Finally, all these variables are moved into the previously created dataframe.
for (i in 2:(nrow(locations) - 1)) {
row <- str_sub(txt2, locations[i,2] + 1, locations[i+1,1] - 1)
name <- trimws(str_match(row, '[0-9] \\| (.*?) \\|[0-9]')[,2])
state <- str_match(row, ' ([A-Z]{2}) \\| [0-9]')[,2]
total_pts <- str_match(row, '\\|([0-9]\\.[0-9]) \\|')[,2]
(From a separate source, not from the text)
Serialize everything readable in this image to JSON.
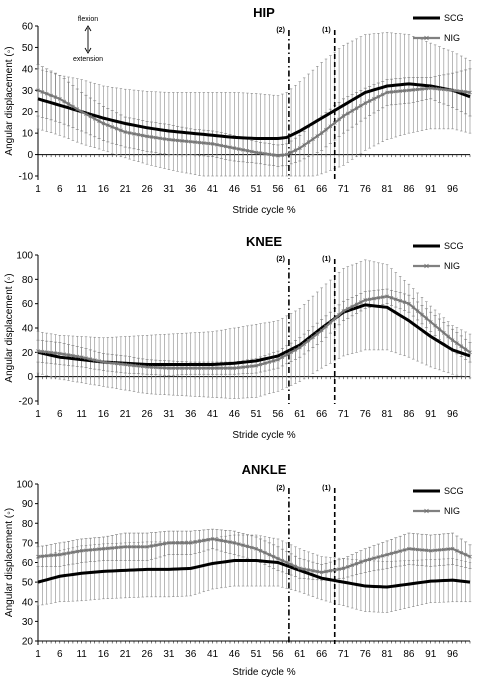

pre_rating <- str_match(row, 'R:( | )([0-9]+|[0-9]+P[0-9])')[,3]
for (j in 1:7) {
assign(paste0('oppnt', j),
str_match(row, paste0('(\\|[A-Z]\\s+( |[0-9]+)){',j,'}'))[,3])
}
df[i-1, ] <- c(name, state, total_pts, pre_rating, oppnt1,
oppnt2, oppnt3, oppnt4, oppnt5, oppnt6, oppnt7)
}
We still have one final variable to capture: Average Pre-Rating of Opponents. First, we convert the opponent player IDs to integers, so they can be used for indexing. Next, we loop through each row to calculate the average of all opponent player ratings, using the following steps.
for (i in colnames(df)[4:11]) {
df[,i] <- as.integer(df[,i])
}
for (i in 1:nrow(df)) {
oppnts <- df[i,5:11]
ratings <- c()
for (j in 1:length(oppnts)) {
if (!is.na(oppnts[[j]])) {
ratings <- c(ratings, df[oppnts[[j]], 'pre_rating'])
}
}
avg_oppnt_rtg <- mean(ratings)
df[i, 'avg_oppnt_rtg'] <- avg_oppnt_rtg
}
The resulting dataframe is previewed below, and exported to .CSV.
head(df)
## name state total_pts pre_rating oppnt1 oppnt2 oppnt3 oppnt4
## 1 GARY HUA ON 6.0 1794 39 21 18 14
## 2 DAKSHESH DARURI MI 6.0 1553 63 58 4 17
## 3 ADITYA BAJAJ MI 6.0 1384 8 61 25 21
## 4 PATRICK H SCHILLING MI 5.5 1716 23 28 2 26
## 5 HANSHI ZUO MI 5.5 1655 45 37 12 13
## 6 HANSEN SONG OH 5.0 1686 34 29 11 35
## oppnt5 oppnt6 oppnt7 avg_oppnt_rtg
## 1 7 12 4 1605.286
## 2 16 20 7 1469.286
## 3 11 13 12 1563.571
## 4 5 19 1 1573.571
## 5 4 14 17 1500.857
## 6 10 27 21 1518.714
write_csv(df, 'output/proj1_chessRatings.csv')
I’ve constructed four plots below to assess the relationship between players’ ratings and their performance. Performance is measured in all cases by ‘Total Points’ they obtained during the tournament. The plots compare Total Points to (i) pre-rating, (ii) the difference between pre-rating and average opponent pre-rating, (iii) the sum of differences between pre-rating and each opponent’s pre-rating, and (iv) the number of matches in which they had a higher pre-rating than their opponent.
Unfortunately, none of these views provide evidence of a very clear relationship. All tend to point to a positive relationship between pre-rating and performance, as one might expect. But there appears to be a lot of noise in each plot, indicating that these relationships are not very strong.
ggplot(df, aes(x = pre_rating, y = total_pts)) +
geom_point()
df <- df %>%
mutate(avg_rating_diff = pre_rating - avg_oppnt_rtg)
ggplot(df, aes(x = avg_rating_diff, y = total_pts)) +
geom_point()
for (i in 1:nrow(df)) {
oppnts <- df[i,5:11]
ratings <- c()
for (j in 1:length(oppnts)) {
if (!is.na(oppnts[[j]])) {
ratings <- c(ratings, df[oppnts[[j]], 'pre_rating'])
}
}
ratings_compare <- df[i,'pre_rating'] - ratings
df[i, 'ratings_advantage'] <- sum(ratings_compare)
df[i, 'advantaged_matches'] <- length(ratings_compare[ratings_compare>0])
}
ggplot(df, aes(x = ratings_advantage, y = total_pts)) +
geom_point()
ggplot(df, aes(x = advantaged_matches, y = total_pts)) +
geom_point()